Food for thought in under-age camogie review
'The talked a lot about nutrition but after every blitz we got chips and chicken nuggets.'
This was just one piece of feedback contained in Wexford camogie's under-age review report which was released at the reconvened Convention last week.
The report was commissioned by former County Chairperson Angela Gahan and her County Board to delve into the running of the inter-county under-age programme, with the goal of improving the structure for the coming seasons.
The committee put in place to draw up the report was headed up by Development Officer Joe Roche and included Mick Curran (Craanford-Monaseed), Máire O'Connor (St. Martin's), Mark Codd (Cloughbawn) and Melanie Ní Dhuinn (Buffers Alley).
To complete the 125-page document, players, parents and management, amongst others, were canvassed for their opinions. Those of the players and their parents make the most interesting reading, with both positive and negative contained in their feedback.
Of 140 players who were involved, between the Under-14 and Under-15 development squads and the Under-16 and Under-18 county squads, just 37 replied to the survey. A randomly chosen ten of those were invited to focus groups to further discuss, in detail, the issues arising.
Some of those responses have been addressed and high, medium and low level priorities have been formulated. One of the most important points outlined was 'enhanced awareness of player welfare and prioritise prevention of player fatigue and/or player burnout'.
It's an issue that is clearly getting worse, with one player offering up a damning assessment of her struggles to balance all her commitments.
She said she was out every single day, trying to keep up with Intermediate or Senior club and Minor club games, as well as Intermediate and Minor county.

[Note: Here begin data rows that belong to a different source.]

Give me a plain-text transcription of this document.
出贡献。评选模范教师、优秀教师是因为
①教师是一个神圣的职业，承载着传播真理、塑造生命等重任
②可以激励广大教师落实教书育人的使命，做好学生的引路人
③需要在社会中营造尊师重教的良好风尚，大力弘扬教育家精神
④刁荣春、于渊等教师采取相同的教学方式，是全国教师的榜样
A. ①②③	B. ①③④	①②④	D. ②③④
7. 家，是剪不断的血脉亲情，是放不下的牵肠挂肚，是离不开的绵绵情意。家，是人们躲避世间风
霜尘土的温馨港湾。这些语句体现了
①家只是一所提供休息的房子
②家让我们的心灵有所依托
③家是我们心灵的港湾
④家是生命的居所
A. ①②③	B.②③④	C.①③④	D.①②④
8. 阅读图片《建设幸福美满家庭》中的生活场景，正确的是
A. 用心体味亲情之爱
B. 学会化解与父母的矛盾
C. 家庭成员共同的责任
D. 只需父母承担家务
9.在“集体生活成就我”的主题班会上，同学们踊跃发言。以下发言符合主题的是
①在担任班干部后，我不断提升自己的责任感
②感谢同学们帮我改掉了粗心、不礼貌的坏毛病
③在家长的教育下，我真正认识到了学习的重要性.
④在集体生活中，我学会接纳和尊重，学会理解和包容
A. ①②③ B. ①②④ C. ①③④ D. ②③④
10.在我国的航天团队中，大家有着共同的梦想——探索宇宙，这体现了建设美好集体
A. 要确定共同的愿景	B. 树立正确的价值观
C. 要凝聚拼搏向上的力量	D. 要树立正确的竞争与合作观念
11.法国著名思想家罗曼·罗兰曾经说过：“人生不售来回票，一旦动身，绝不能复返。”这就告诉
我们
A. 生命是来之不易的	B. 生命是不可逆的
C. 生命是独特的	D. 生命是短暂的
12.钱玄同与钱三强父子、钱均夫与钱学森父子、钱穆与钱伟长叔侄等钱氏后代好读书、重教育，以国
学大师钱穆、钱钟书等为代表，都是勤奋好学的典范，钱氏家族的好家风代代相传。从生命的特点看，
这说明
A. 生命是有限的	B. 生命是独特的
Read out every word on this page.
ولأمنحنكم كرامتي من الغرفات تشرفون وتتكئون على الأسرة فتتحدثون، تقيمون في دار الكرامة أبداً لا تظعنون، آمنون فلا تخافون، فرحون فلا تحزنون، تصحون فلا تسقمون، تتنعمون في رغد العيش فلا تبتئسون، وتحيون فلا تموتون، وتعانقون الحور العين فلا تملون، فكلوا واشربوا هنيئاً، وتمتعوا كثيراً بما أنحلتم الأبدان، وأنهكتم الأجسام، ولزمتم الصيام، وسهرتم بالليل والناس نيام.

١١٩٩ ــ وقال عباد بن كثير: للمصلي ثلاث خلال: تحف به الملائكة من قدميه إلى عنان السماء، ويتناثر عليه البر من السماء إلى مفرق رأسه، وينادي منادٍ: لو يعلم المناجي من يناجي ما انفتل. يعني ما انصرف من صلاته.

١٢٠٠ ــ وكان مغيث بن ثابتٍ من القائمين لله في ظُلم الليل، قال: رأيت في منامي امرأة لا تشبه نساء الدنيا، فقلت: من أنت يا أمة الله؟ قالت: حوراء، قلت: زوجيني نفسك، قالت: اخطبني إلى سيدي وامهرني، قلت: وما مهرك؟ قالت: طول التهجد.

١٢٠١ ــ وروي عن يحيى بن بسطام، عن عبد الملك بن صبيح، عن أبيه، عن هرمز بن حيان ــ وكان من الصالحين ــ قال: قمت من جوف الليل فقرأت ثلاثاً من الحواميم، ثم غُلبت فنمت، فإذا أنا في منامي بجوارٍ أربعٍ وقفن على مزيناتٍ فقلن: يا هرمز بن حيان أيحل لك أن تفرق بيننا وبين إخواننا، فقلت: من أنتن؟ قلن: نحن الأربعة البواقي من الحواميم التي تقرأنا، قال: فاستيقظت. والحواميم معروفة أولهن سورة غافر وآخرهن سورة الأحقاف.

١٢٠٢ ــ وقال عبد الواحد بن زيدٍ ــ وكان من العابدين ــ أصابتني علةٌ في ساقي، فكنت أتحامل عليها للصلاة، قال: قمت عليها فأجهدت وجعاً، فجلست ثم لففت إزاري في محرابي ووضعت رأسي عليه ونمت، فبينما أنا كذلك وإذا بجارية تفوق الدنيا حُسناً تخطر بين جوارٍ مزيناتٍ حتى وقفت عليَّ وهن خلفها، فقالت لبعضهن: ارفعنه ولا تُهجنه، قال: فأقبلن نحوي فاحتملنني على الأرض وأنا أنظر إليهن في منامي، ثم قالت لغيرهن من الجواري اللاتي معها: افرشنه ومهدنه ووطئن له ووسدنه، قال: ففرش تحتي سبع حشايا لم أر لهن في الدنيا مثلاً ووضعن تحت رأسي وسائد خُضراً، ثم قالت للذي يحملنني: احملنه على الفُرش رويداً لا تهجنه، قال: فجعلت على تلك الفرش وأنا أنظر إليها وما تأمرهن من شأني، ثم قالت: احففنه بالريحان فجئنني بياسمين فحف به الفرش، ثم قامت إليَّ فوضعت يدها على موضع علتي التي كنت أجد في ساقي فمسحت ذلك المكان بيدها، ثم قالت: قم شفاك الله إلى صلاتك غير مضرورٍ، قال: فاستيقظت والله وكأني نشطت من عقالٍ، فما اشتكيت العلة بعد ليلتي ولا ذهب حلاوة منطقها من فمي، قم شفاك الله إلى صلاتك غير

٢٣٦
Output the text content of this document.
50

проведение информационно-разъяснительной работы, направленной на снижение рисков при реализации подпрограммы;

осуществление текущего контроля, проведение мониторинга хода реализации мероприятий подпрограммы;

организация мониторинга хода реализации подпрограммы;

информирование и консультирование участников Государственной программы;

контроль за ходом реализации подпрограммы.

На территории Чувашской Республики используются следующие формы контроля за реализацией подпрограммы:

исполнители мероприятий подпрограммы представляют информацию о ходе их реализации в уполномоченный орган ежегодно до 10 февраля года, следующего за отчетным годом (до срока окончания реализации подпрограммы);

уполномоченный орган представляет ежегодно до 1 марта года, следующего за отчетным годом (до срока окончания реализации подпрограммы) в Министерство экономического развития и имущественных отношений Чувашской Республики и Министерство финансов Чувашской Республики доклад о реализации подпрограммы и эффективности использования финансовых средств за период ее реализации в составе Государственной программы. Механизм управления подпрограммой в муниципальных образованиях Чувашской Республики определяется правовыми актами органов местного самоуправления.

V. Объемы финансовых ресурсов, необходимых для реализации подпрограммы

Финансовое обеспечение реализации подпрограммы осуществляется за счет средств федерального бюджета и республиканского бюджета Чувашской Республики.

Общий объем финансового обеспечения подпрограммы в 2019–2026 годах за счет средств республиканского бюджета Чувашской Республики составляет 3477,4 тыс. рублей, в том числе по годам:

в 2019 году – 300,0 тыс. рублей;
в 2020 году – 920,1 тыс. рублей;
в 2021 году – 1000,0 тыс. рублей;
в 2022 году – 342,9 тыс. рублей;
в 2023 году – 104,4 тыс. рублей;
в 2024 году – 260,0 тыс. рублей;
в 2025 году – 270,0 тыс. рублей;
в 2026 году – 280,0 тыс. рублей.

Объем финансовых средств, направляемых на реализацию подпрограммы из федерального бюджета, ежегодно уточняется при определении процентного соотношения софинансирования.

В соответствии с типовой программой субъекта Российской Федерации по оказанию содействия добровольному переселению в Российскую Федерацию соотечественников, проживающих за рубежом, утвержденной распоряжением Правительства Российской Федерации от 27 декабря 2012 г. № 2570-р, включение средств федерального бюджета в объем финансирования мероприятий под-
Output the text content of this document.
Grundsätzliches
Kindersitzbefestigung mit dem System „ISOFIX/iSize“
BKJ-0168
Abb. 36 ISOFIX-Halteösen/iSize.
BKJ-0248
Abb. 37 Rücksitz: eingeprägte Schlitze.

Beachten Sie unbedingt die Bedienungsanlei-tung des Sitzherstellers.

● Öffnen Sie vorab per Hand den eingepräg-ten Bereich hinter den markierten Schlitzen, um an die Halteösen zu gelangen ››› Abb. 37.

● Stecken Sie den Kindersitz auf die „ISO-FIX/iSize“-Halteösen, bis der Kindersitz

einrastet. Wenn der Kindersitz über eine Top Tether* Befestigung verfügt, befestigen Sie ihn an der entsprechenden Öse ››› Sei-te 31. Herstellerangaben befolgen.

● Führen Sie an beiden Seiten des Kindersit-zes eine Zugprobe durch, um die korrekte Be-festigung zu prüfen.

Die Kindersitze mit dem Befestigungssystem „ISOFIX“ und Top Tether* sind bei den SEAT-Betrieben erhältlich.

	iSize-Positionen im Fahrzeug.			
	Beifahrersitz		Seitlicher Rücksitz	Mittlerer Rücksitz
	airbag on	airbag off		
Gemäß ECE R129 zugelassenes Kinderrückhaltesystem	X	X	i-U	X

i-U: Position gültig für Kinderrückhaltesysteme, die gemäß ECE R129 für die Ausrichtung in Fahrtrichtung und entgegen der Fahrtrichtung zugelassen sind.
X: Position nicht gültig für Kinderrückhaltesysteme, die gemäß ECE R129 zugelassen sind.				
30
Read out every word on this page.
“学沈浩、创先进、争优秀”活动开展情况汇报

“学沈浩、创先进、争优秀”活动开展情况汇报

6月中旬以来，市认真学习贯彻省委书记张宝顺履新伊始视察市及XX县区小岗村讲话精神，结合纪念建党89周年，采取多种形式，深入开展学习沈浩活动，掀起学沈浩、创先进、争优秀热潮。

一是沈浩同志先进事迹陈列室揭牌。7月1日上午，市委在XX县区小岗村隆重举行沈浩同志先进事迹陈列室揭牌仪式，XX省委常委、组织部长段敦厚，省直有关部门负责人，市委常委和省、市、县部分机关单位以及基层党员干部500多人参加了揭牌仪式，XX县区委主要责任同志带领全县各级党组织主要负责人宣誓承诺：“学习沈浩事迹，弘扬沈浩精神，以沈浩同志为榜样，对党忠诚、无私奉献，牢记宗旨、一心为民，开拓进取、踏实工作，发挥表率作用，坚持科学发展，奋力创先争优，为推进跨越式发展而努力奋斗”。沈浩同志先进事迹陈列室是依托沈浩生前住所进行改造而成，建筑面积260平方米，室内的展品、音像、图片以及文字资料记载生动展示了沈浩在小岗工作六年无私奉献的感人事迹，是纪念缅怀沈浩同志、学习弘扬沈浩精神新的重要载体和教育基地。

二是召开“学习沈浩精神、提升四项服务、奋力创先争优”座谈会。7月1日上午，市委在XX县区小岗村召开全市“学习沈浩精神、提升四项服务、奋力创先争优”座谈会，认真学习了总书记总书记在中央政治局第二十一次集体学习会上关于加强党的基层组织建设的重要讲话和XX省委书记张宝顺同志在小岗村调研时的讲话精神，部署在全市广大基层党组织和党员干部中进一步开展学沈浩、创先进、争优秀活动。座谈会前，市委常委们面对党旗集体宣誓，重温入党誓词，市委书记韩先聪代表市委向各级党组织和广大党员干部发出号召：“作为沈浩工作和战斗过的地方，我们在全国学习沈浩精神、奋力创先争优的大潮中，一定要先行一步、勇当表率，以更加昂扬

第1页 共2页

'I remember the whole of July…I had something every day and every weekend but I loved doing it….but at the same time you are so tired…'
Other high priority recommendations include improving the level of coaching with inter-county teams, ensuring managers have a minimum Level 1 coaching qualification, as well as recommending that all bosses are appointed by mid-September.
However, several issues, mentioned multiple times, have seemingly been brushed over by the committee. One big point of emphasis of both players and parents was the lack of bonding opportunities afforded to inter-county youngsters. Multiple players said there should be bonding exercises organised but this was ignored in the recommendations.
Another massive issue identified but disregarded are the complaints emanating from development squads. The general consensus was that they were too lightweight and lacking intensity, one player offered up the following:
'In first year everything was intense and it was physical and you'd only get a minute for a water break every now and again, and it was all go, go, go, it was heavy work. Whereas this year it was kind of the same drill, and it wasn't at the pace you'd think county was.
'Like, my own club was at a higher pace. It was only messing. It was all messing. Some of the people (were) not there wanting to play, they (were) kind of there just to mess.'
Furthermore, just one of the four members of county management that responded to the survey were satisfied with how well supported county management was by the development section of County Board, and in relation to the presence of a comprehensive development plan underpinning the structures for under-age county squads. Two of the four were 'dissatisfied'.
Only time will tell on how much of this report will be implemented.
Overall it was a worthwhile exercise, albeit a little smaller in remit than it might have been had financial aspects and on-field results been dealt with in some, or greater, detail.